A. oryzae protoplasts were transformed with the melA coding biobrick BBa_K2799014 and plated on transformation media w. 0.6 mg/mL L-tyrosine. After ~3 days of growth almost all colonies exhibited wild type phenotypic behaviour and morphology, which is to be expected as there is no selectable marker for successful transformants. However, one area of colony exhibiting darker color than the surrounding colonies might be indicative of a successful transformation. We have replated the colony to further assess whether the potential transformant exhibits consistent darker color, in which case we will validate the insertion of our biobrick by PCR and subsequently sequencing.

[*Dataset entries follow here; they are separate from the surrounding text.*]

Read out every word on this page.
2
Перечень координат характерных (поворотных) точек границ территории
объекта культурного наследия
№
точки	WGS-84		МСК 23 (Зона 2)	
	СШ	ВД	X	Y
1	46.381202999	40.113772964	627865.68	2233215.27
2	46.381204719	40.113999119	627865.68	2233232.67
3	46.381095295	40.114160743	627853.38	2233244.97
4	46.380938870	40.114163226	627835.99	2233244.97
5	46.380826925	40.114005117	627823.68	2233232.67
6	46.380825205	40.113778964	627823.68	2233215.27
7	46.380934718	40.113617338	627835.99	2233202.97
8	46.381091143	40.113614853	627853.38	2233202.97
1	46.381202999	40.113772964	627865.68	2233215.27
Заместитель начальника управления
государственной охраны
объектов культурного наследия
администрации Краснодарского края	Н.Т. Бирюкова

Fig. 2: Plate with colony of interest from plating of melA transformants.

Conclusion

We have successfully assembled two melA cassettes, each with a different promoter.
As of now, we have apparent transformants, which suggests integration of our cassette into the A. oryzae genome. If this can be verified, it opens the opportunity to fabricate fungal materials with the added benefit of melanin inducing UV resistance.

Appendix: Primer list

(1) Jing, G.; Sheng-Bing, Y.; Xia, W.; Xiao-Juan, W.; Ping, S., Ping, Z., Xiang-Dong, C. Protective action of bacterial melanin against DNA damage in full UV spectrums by a sensitive plasmid-based noncellular system. Journal of biochemical and biophysical methods. Elsevier, 70(6), 2008, 70, 1151-1155. doi: 10.1016/J.JPROT.2007.12.013.